—— PSX witnesses huge losses for the fifth straight session
—— Jittery investors jettison shares over ‘weakening rupee, economic uncertainty’
—— Analysts cite Finance Minister’s assertion of “lack of fiscal capacity” to give relief
From Zeeshan Mirza
Karachi: Stocks suffered losses for the fifth straight session on Thursday, bleeding more than 1,700 points on the back of rumours of a hike in interest rates, economic uncertainty, and the unrelenting depreciation of the rupee.

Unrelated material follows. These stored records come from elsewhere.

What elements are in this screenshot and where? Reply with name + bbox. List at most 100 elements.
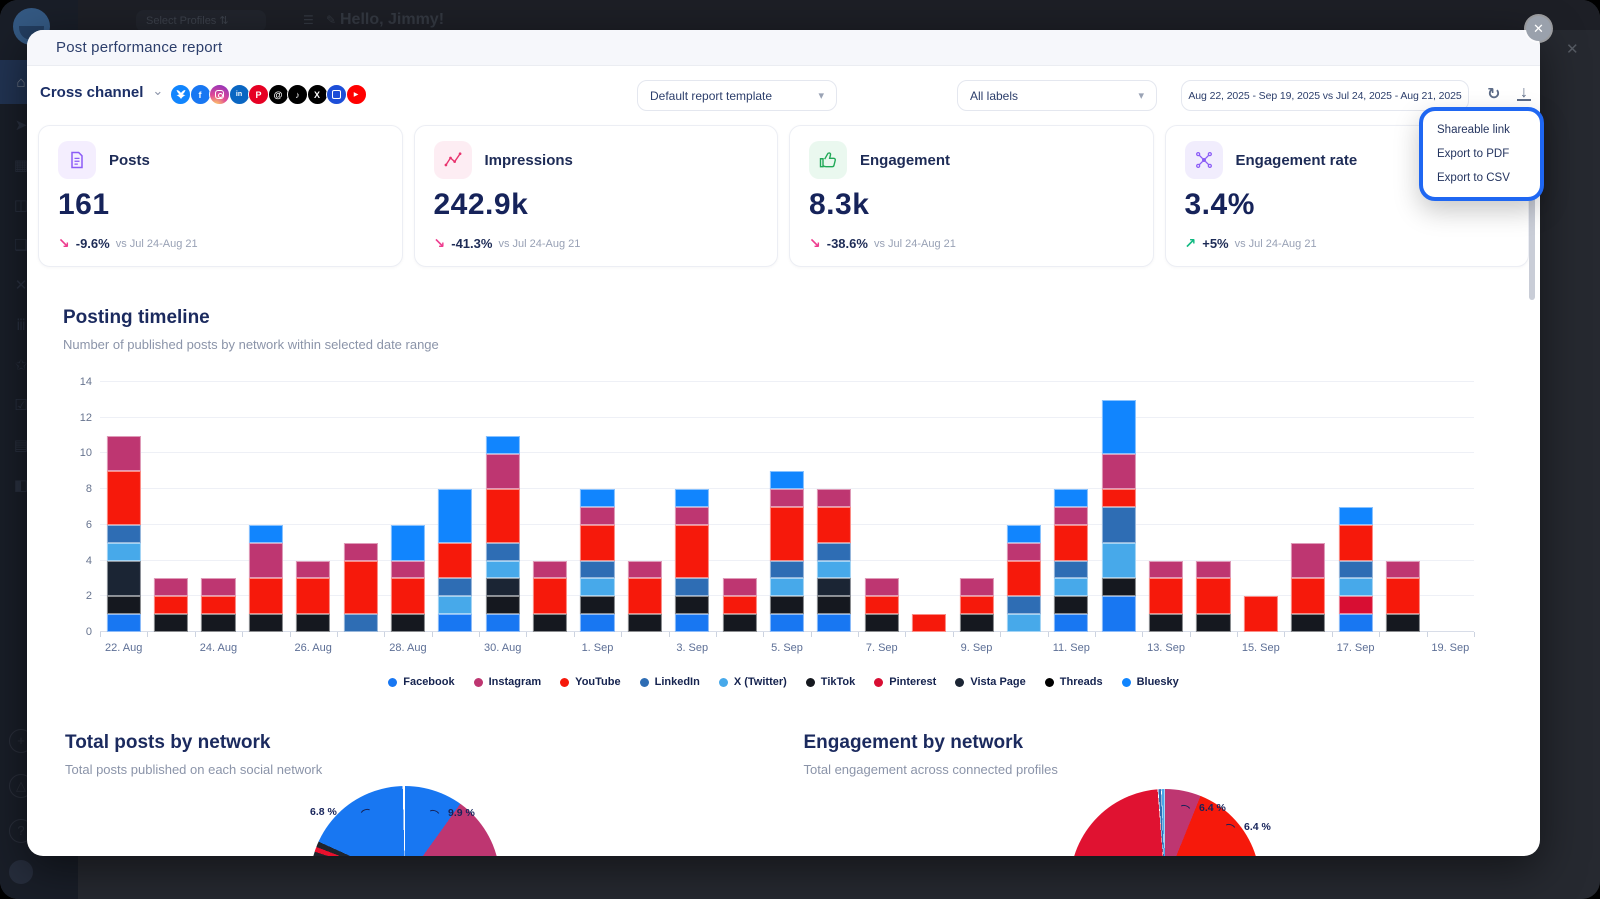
bar-segment-bluesky — [1101, 399, 1136, 454]
bar-segment-tiktok — [580, 596, 615, 615]
report-template-dropdown[interactable]: Default report template ▾ — [637, 80, 837, 111]
reports-icon[interactable]: ◧ — [13, 477, 29, 494]
x-legend-dot — [718, 677, 728, 687]
bar-segment-instagram — [1101, 453, 1136, 490]
modal-scrollbar[interactable] — [1529, 110, 1535, 300]
bar-segment-linkedin — [1101, 507, 1136, 543]
channel-selector[interactable]: Cross channel ⌄ — [40, 83, 163, 101]
x-axis-tick — [100, 632, 101, 637]
legend-item-vista_page[interactable]: Vista Page — [955, 676, 1026, 688]
tiktok-icon[interactable]: ♪ — [287, 84, 308, 105]
legend-item-facebook[interactable]: Facebook — [388, 676, 455, 688]
x-axis-tick — [573, 632, 575, 637]
bar-segment-facebook — [1338, 614, 1373, 632]
bar-segment-tiktok — [248, 614, 283, 632]
media-icon[interactable]: ◫ — [13, 197, 29, 214]
legend-item-x[interactable]: X (Twitter) — [718, 676, 787, 688]
kpi-value: 242.9k — [433, 188, 529, 221]
bar-segment-youtube — [1196, 578, 1231, 615]
chevron-down-icon: ▾ — [818, 90, 824, 102]
bar-segment-tiktok — [296, 614, 331, 632]
bar-segment-youtube — [533, 578, 568, 615]
bar-segment-instagram — [580, 507, 615, 525]
gridline — [100, 416, 1474, 418]
x-axis-label: 15. Sep — [1241, 642, 1280, 654]
date-range-picker[interactable]: Aug 22, 2025 - Sep 19, 2025 vs Jul 24, 2… — [1181, 80, 1469, 111]
bar-segment-tiktok — [722, 614, 757, 632]
kpi-comparison: vs Jul 24-Aug 21 — [115, 237, 198, 250]
y-axis-label: 14 — [79, 376, 92, 388]
kpi-value: 161 — [58, 188, 110, 221]
bar-segment-facebook — [106, 614, 141, 632]
bar-segment-youtube — [343, 560, 378, 615]
chat-icon[interactable]: ❑ — [14, 237, 28, 254]
calendar-icon[interactable]: ▦ — [13, 157, 29, 174]
legend-item-youtube[interactable]: YouTube — [560, 676, 621, 688]
vista-page-icon[interactable] — [326, 84, 347, 105]
close-button[interactable]: ✕ — [1526, 16, 1551, 41]
bar-segment-facebook — [817, 614, 852, 632]
download-icon[interactable]: ↓ — [1517, 84, 1531, 101]
bar-segment-youtube — [864, 596, 899, 615]
bar-segment-instagram — [1148, 560, 1184, 579]
timeline-legend: Facebook Instagram YouTube LinkedIn X (Twitt… — [63, 676, 1504, 688]
bar-segment-instagram — [485, 453, 520, 490]
bar-segment-bluesky — [675, 489, 710, 508]
avatar[interactable] — [9, 860, 33, 884]
tasks-icon[interactable]: ☑ — [14, 397, 28, 414]
legend-item-instagram[interactable]: Instagram — [473, 676, 542, 688]
post-performance-modal: Post performance report Cross channel ⌄ … — [27, 30, 1540, 856]
x-twitter-icon[interactable]: X — [306, 84, 328, 105]
youtube-icon[interactable]: ▶ — [345, 84, 367, 105]
export-menu: Shareable link Export to PDF Export to C… — [1419, 107, 1544, 201]
kpi-label: Engagement — [860, 151, 951, 169]
posting-timeline-section: Posting timeline Number of published pos… — [27, 267, 1540, 688]
menu-item-shareable-link[interactable]: Shareable link — [1437, 124, 1510, 136]
select-profiles-input[interactable]: Select Profiles ⇅ — [136, 10, 266, 32]
threads-icon[interactable]: @ — [267, 84, 289, 105]
y-axis-label: 4 — [85, 554, 92, 567]
analytics-icon[interactable]: ⅲ — [16, 317, 26, 334]
bar-segment-youtube — [627, 578, 662, 615]
linkedin-icon[interactable]: in — [228, 84, 250, 105]
legend-label: YouTube — [575, 676, 621, 688]
bar-segment-instagram — [959, 578, 994, 597]
section-subtitle: Total posts published on each social net… — [65, 762, 323, 777]
menu-item-export-pdf[interactable]: Export to PDF — [1437, 148, 1510, 160]
modal-header: Post performance report — [27, 30, 1540, 66]
bar-1. Sep — [580, 382, 615, 632]
labels-filter-dropdown[interactable]: All labels ▾ — [957, 80, 1157, 111]
pinterest-icon[interactable]: P — [248, 84, 269, 105]
menu-icon[interactable]: ☰ — [303, 13, 314, 27]
legend-label: Threads — [1059, 676, 1103, 688]
home-icon[interactable]: ⌂ — [16, 74, 26, 91]
bar-6. Sep — [817, 382, 852, 632]
report-toolbar: Cross channel ⌄ f in P @ ♪ X ▶ Default r… — [27, 66, 1540, 125]
inbox-icon[interactable]: ▤ — [13, 437, 29, 454]
send-icon[interactable]: ➤ — [14, 117, 28, 134]
legend-label: Instagram — [488, 676, 542, 688]
kpi-row: Posts 161 ↘ -9.6% vs Jul 24-Aug 21 Impre… — [27, 125, 1540, 267]
refresh-icon[interactable]: ↻ — [1487, 86, 1501, 103]
bar-segment-youtube — [296, 578, 331, 615]
pie-percent-label: 6.8 % — [310, 806, 337, 818]
y-axis-label: 8 — [85, 483, 92, 496]
engagement-rate-network-icon — [1184, 141, 1223, 179]
facebook-icon[interactable]: f — [189, 84, 211, 105]
menu-item-export-csv[interactable]: Export to CSV — [1437, 172, 1510, 184]
y-axis-label: 10 — [79, 447, 92, 460]
x-axis-label: 1. Sep — [581, 642, 614, 654]
legend-item-bluesky[interactable]: Bluesky — [1121, 676, 1179, 688]
legend-item-tiktok[interactable]: TikTok — [805, 676, 855, 688]
legend-item-pinterest[interactable]: Pinterest — [874, 676, 936, 688]
favorites-icon[interactable]: ✩ — [14, 357, 28, 374]
bar-segment-tiktok — [1054, 596, 1089, 615]
bluesky-icon[interactable] — [170, 84, 191, 105]
instagram-icon[interactable] — [209, 84, 230, 105]
legend-item-threads[interactable]: Threads — [1044, 676, 1103, 688]
legend-item-linkedin[interactable]: LinkedIn — [639, 676, 700, 688]
bar-segment-instagram — [769, 489, 805, 508]
bar-segment-facebook — [675, 614, 710, 632]
edit-icon[interactable]: ✎ — [326, 13, 337, 27]
network-icon[interactable]: ✕ — [14, 277, 28, 294]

The bourse stayed flat for 10 minutes after the opening bell. However, at 9:40am, the market began its gradual slide with the KSE-100 eventually losing 659 points by 12:00pm, sinking to 45,584.62. After 2:50pm, the market plunged steeply — by 1,784.93 points — to reach a low of 44,459.62. When trading was suspended at 3:30, it corrected itself to 45,002.41, down 1,242.14 points, or 2.69pc from the previous day’s close of 46,244.55. The last time the market plunged so sharply (by over 1,500 points by day’s end) was after then-prime minister Shehbaz Sharif’s announcement of a 10pc “super tax“ on large-scale industries in June 2022.
Intermarket Securities’ Equity head Raza Jafri told that the KSE-100 continued to be under severe selling pressure owing to a lack of confidence emanating from a weak economy, particularly the depreciating rupee.

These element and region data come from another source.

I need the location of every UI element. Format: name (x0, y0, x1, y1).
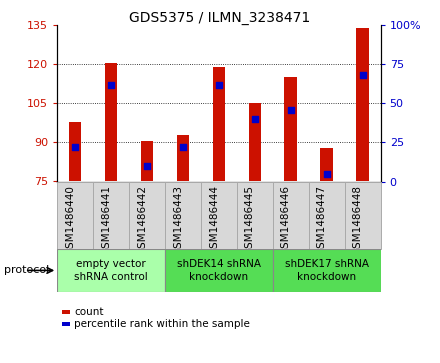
Bar (105, 63, 117, 182)
Bar (273, 182, 309, 249)
Bar (57, 249, 165, 292)
Text: GSM1486446: GSM1486446 (281, 185, 291, 255)
Text: GSM1486448: GSM1486448 (352, 185, 363, 255)
Text: shDEK14 shRNA
knockdown: shDEK14 shRNA knockdown (177, 259, 261, 282)
Point (180, 144, 187, 150)
Bar (141, 141, 153, 182)
Point (72, 144, 79, 150)
Text: protocol: protocol (4, 265, 50, 276)
Bar (273, 249, 381, 292)
Text: GSM1486445: GSM1486445 (245, 185, 255, 255)
Text: GSM1486444: GSM1486444 (209, 185, 219, 255)
Bar (309, 182, 345, 249)
Bar (201, 182, 237, 249)
Bar (320, 148, 333, 182)
Text: GDS5375 / ILMN_3238471: GDS5375 / ILMN_3238471 (129, 11, 311, 25)
Point (108, 82, 115, 87)
Text: percentile rank within the sample: percentile rank within the sample (74, 319, 250, 329)
Bar (93, 182, 129, 249)
Bar (249, 103, 261, 182)
Bar (165, 249, 273, 292)
Bar (213, 67, 225, 182)
Point (143, 163, 150, 169)
Point (251, 116, 258, 122)
Text: shDEK17 shRNA
knockdown: shDEK17 shRNA knockdown (285, 259, 369, 282)
Bar (69, 122, 81, 182)
Bar (57, 182, 93, 249)
Text: GSM1486442: GSM1486442 (137, 185, 147, 255)
Text: GSM1486447: GSM1486447 (317, 185, 326, 255)
Bar (356, 28, 369, 182)
Point (359, 73, 366, 78)
Bar (177, 135, 189, 182)
Text: GSM1486441: GSM1486441 (101, 185, 111, 255)
Text: GSM1486443: GSM1486443 (173, 185, 183, 255)
Bar (345, 182, 381, 249)
Bar (165, 182, 201, 249)
Point (287, 107, 294, 113)
Text: GSM1486440: GSM1486440 (65, 185, 75, 255)
Point (323, 171, 330, 176)
Text: count: count (74, 307, 103, 317)
Bar (285, 77, 297, 182)
Point (216, 82, 223, 87)
Text: empty vector
shRNA control: empty vector shRNA control (74, 259, 148, 282)
Bar (129, 182, 165, 249)
Bar (237, 182, 273, 249)
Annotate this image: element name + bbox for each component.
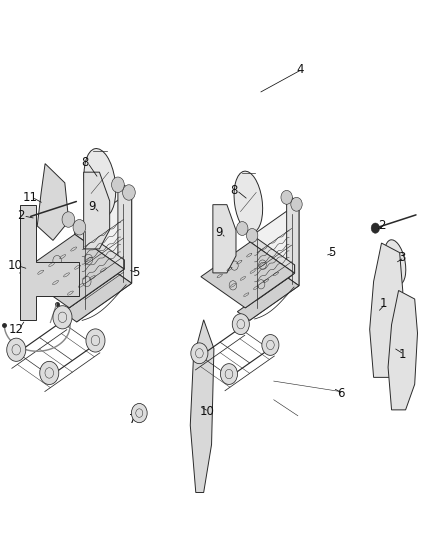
Polygon shape [118, 181, 132, 284]
Polygon shape [250, 203, 299, 320]
Polygon shape [63, 273, 132, 322]
Circle shape [247, 229, 258, 243]
Text: 2: 2 [378, 220, 386, 232]
Ellipse shape [84, 149, 116, 217]
Polygon shape [84, 172, 110, 249]
Circle shape [112, 177, 124, 192]
Polygon shape [75, 225, 124, 269]
Circle shape [131, 403, 147, 423]
Polygon shape [201, 242, 295, 308]
Text: 10: 10 [199, 405, 214, 418]
Circle shape [73, 220, 86, 235]
Polygon shape [370, 243, 403, 377]
Text: 6: 6 [337, 387, 345, 400]
Text: 11: 11 [22, 191, 37, 204]
Text: 1: 1 [379, 297, 387, 310]
Polygon shape [20, 205, 79, 320]
Circle shape [26, 211, 35, 222]
Polygon shape [77, 191, 132, 322]
Text: 9: 9 [215, 227, 223, 239]
Circle shape [53, 306, 72, 329]
Polygon shape [250, 233, 295, 273]
Text: 2: 2 [17, 209, 25, 222]
Text: 7: 7 [128, 413, 136, 426]
Polygon shape [190, 320, 214, 492]
Text: 9: 9 [88, 200, 96, 213]
Circle shape [86, 329, 105, 352]
Polygon shape [237, 277, 299, 320]
Circle shape [191, 343, 208, 364]
Circle shape [123, 185, 135, 200]
Polygon shape [245, 265, 295, 308]
Text: 5: 5 [132, 266, 139, 279]
Polygon shape [213, 205, 236, 273]
Ellipse shape [385, 240, 406, 285]
Circle shape [291, 197, 302, 211]
Ellipse shape [234, 171, 263, 233]
Text: 3: 3 [399, 251, 406, 264]
Circle shape [62, 212, 75, 227]
Text: 8: 8 [231, 184, 238, 197]
Circle shape [237, 222, 248, 236]
Circle shape [281, 190, 292, 204]
Text: 8: 8 [82, 156, 89, 169]
Polygon shape [37, 164, 69, 240]
Polygon shape [69, 260, 124, 308]
Circle shape [232, 314, 249, 335]
Polygon shape [388, 290, 417, 410]
Text: 5: 5 [328, 246, 336, 259]
Polygon shape [20, 235, 124, 308]
Polygon shape [286, 194, 299, 286]
Circle shape [220, 364, 237, 384]
Circle shape [7, 338, 26, 361]
Text: 4: 4 [296, 63, 304, 76]
Circle shape [371, 223, 380, 233]
Circle shape [40, 361, 59, 384]
Text: 10: 10 [8, 259, 23, 272]
Text: 12: 12 [9, 323, 24, 336]
Circle shape [262, 335, 279, 356]
Text: 1: 1 [398, 348, 406, 361]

“While value buyers may return if the dip extends, meaningful valuation rerating needs clarity to return,” he added.
Arif Habib Corp analyst Ahsan Mehanti echoed Jafri’s viewpoint, saying stocks fell across the board on economic uncertainty amid a slump in the rupee and a likely hike in interest rates owing to high inflation. “The caretaker finance minister’s assertion of a lack of fiscal capacity to give relief on power bills and concerns for unresolved circular debt crises in the power sector played a catalyst role in [yesterday’s] bearish close,” he said.

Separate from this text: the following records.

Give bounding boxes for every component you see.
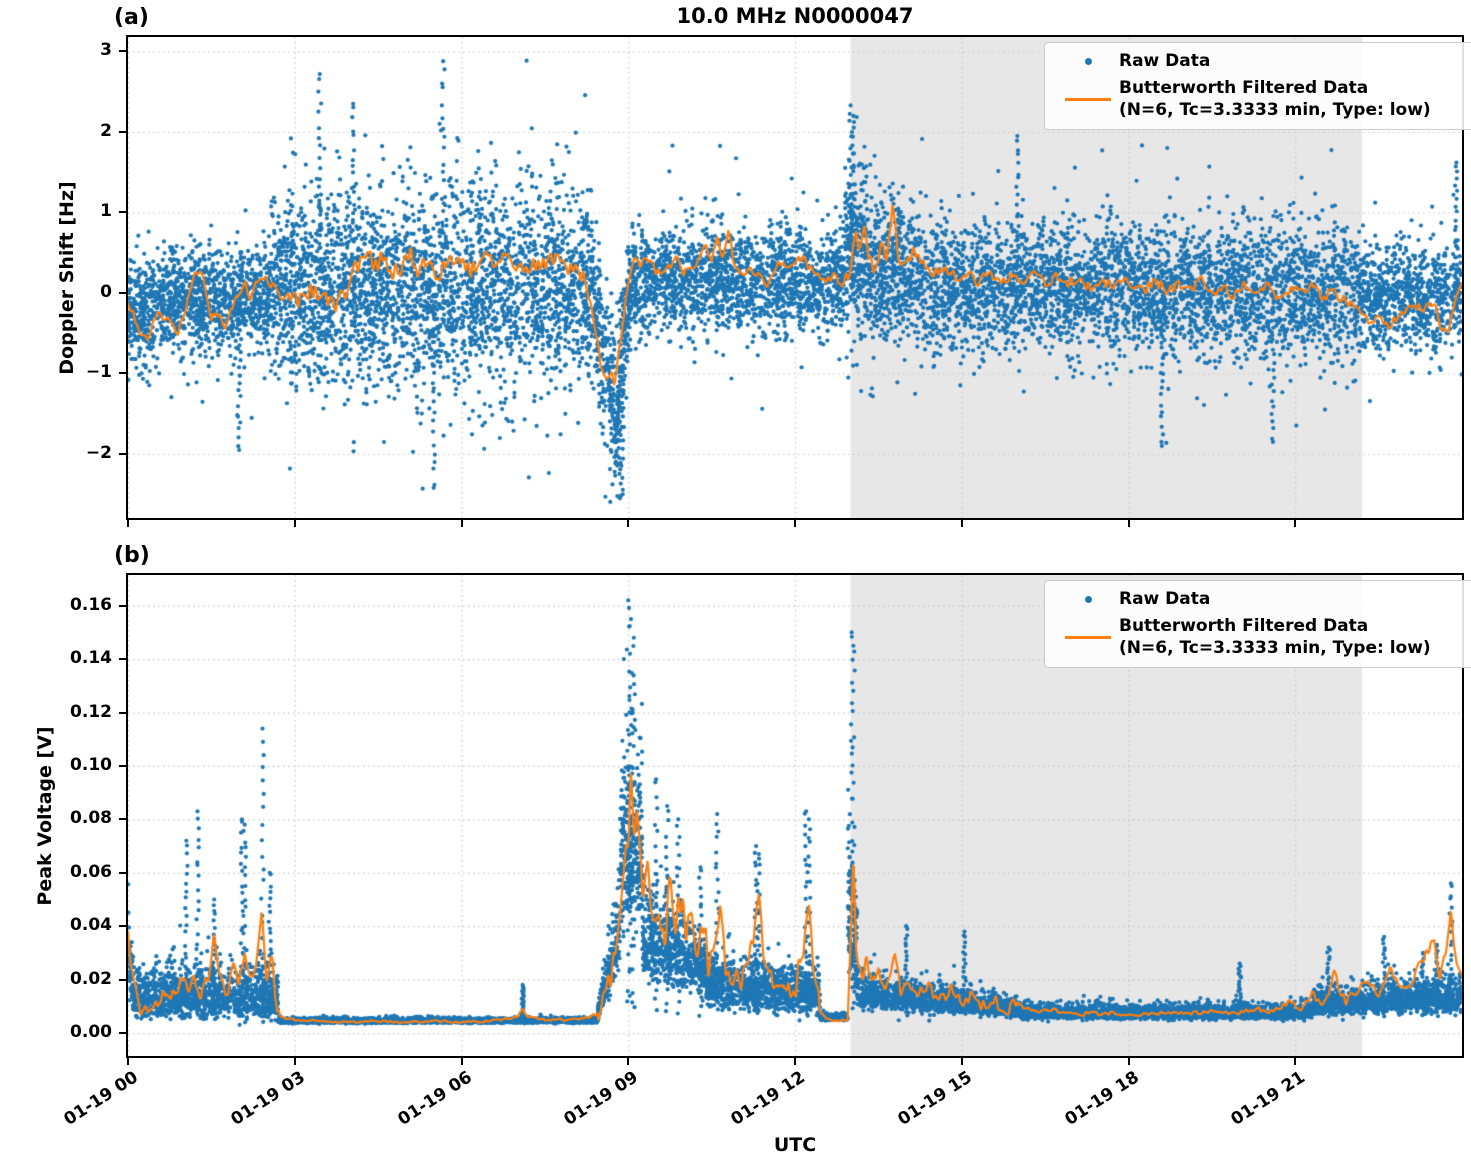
filtered-line-sample-icon — [1057, 636, 1119, 639]
y-tick-label: 0.04 — [70, 915, 112, 936]
legend-b-raw-row: Raw Data — [1057, 589, 1457, 610]
legend-b-filtered-row: Butterworth Filtered Data (N=6, Tc=3.333… — [1057, 616, 1457, 659]
y-tick-label: 0.16 — [70, 594, 112, 615]
legend-a-raw-label: Raw Data — [1119, 51, 1211, 71]
y-tick-label: 0.08 — [70, 808, 112, 829]
y-tick-label: 0 — [100, 281, 112, 302]
y-tick-mark — [119, 658, 128, 661]
y-tick-label: −1 — [85, 362, 112, 383]
figure-title: 10.0 MHz N0000047 — [676, 4, 914, 28]
filtered-line-sample-icon — [1057, 98, 1119, 101]
x-tick-label: 01-19 00 — [60, 1067, 142, 1130]
y-tick-mark — [119, 291, 128, 294]
y-tick-label: 0.06 — [70, 861, 112, 882]
x-tick-label: 01-19 06 — [394, 1067, 476, 1130]
x-tick-mark — [960, 518, 963, 527]
x-tick-label: 01-19 03 — [227, 1067, 309, 1130]
x-tick-mark — [460, 518, 463, 527]
x-tick-mark — [293, 1056, 296, 1065]
legend-b-filtered-label: Butterworth Filtered Data (N=6, Tc=3.333… — [1119, 616, 1431, 658]
y-tick-mark — [119, 818, 128, 821]
y-tick-label: 0.02 — [70, 968, 112, 989]
y-tick-label: 0.12 — [70, 701, 112, 722]
legend-b: Raw Data Butterworth Filtered Data (N=6,… — [1044, 580, 1471, 668]
x-tick-mark — [794, 518, 796, 527]
y-tick-mark — [119, 372, 128, 375]
y-tick-label: 0.14 — [70, 648, 112, 669]
x-tick-mark — [293, 518, 296, 527]
legend-a: Raw Data Butterworth Filtered Data (N=6,… — [1044, 42, 1471, 130]
legend-a-filtered-row: Butterworth Filtered Data (N=6, Tc=3.333… — [1057, 78, 1457, 121]
legend-a-filtered-label: Butterworth Filtered Data (N=6, Tc=3.333… — [1119, 78, 1431, 120]
y-tick-mark — [119, 130, 128, 133]
y-tick-label: −2 — [85, 443, 112, 463]
x-tick-mark — [960, 1056, 963, 1065]
x-axis-label: UTC — [773, 1134, 817, 1156]
panel-b-letter: (b) — [114, 543, 150, 568]
y-tick-label: 2 — [100, 120, 112, 141]
y-tick-label: 0.00 — [70, 1022, 112, 1043]
x-tick-mark — [627, 518, 630, 527]
legend-a-raw-row: Raw Data — [1057, 51, 1457, 72]
x-tick-mark — [460, 1056, 463, 1065]
raw-data-marker-icon — [1057, 58, 1119, 66]
x-tick-label: 01-19 21 — [1227, 1067, 1310, 1130]
x-tick-mark — [1294, 1056, 1297, 1065]
y-tick-mark — [119, 50, 128, 53]
y-tick-mark — [119, 871, 128, 874]
legend-b-raw-label: Raw Data — [1119, 589, 1211, 609]
x-tick-mark — [127, 1056, 129, 1065]
y-tick-mark — [119, 978, 128, 981]
y-tick-label: 1 — [100, 201, 112, 222]
y-tick-mark — [119, 453, 128, 455]
panel-a-letter: (a) — [114, 5, 149, 30]
x-tick-mark — [1127, 1056, 1130, 1065]
y-tick-mark — [119, 1032, 128, 1035]
x-tick-mark — [127, 518, 129, 527]
y-tick-mark — [119, 764, 128, 767]
x-tick-label: 01-19 12 — [727, 1067, 809, 1130]
y-tick-mark — [119, 211, 128, 214]
x-tick-mark — [1294, 518, 1297, 527]
x-tick-label: 01-19 09 — [560, 1067, 643, 1130]
x-tick-label: 01-19 18 — [1061, 1067, 1143, 1130]
y-axis-label-a: Doppler Shift [Hz] — [56, 181, 78, 375]
raw-data-marker-icon — [1057, 596, 1119, 604]
y-tick-mark — [119, 604, 128, 607]
x-tick-mark — [1127, 518, 1130, 527]
y-tick-mark — [119, 711, 128, 714]
y-tick-label: 0.10 — [70, 754, 112, 775]
x-tick-label: 01-19 15 — [894, 1067, 976, 1130]
y-tick-label: 3 — [100, 40, 112, 61]
x-tick-mark — [794, 1056, 796, 1065]
x-tick-mark — [627, 1056, 630, 1065]
y-tick-mark — [119, 925, 128, 928]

The market had witnessed a sharp drop after rumours circulated that the State Bank of Pakistan was set to convene an emergency meeting in which it is expected to raise interest rates by up to 300bps, noted JS Global in its daily report.
KASB Securities chairman Ali Farid Khawaja told that investor sentiment “is very fragile”. “Any comment around political instability worries the market,” he said.
However, in Khawaja’s view, the bearish trend “will be short-lived” as he expects the market to recover. “We have seen similar volatility in the past as well.” He said reports of the Saudi crown prince’s visit to Pakistan “should be a strong catalyst for investor sentiment”.
Yousuf M. Farooq, director of research at Chase Securities, said market sentiment has changed over the last few days because of the anticipation of a rate hike.
“The market is expecting higher rates on changing expectations for inflation on the back of a continuously sliding rupee, higher oil and electricity prices and an anticipation of second-round impacts.”
He added that higher interest rates mean a higher cost of capital and cheaper stock prices.
“The market on the other hand is extremely cheap when compared to other crisis-ridden countries. The PSX is trading at three-four times earnings and earnings, dividends and buybacks have remained robust.”
Investor Jibran Sarfaraz told said a reduced inflow of dollars and the rumours circulating about an impending interest rate hike — by an expected 2 to 3pc — have resulted in the sell-off.
“You can see there is pressure on the market because of this, and the dollar [rate] is also increasing day by day which is creating problems for importers and investors are worried.”
He said until economic and political stability returns, “nothing can be done”.
Sarfaraz’s solution: controlling inflation and, by extension, the interest rate. “Whichever government comes to power should focus on stabilising the dollar [and inflation]. The more interest rates stay high, the more investors will hesitate.
“Unless the interest rate eases, investors won’t come because they’re getting 22-23 pc interest rates [by stowing their money in banks]. They will move where the higher profit margin is higher.”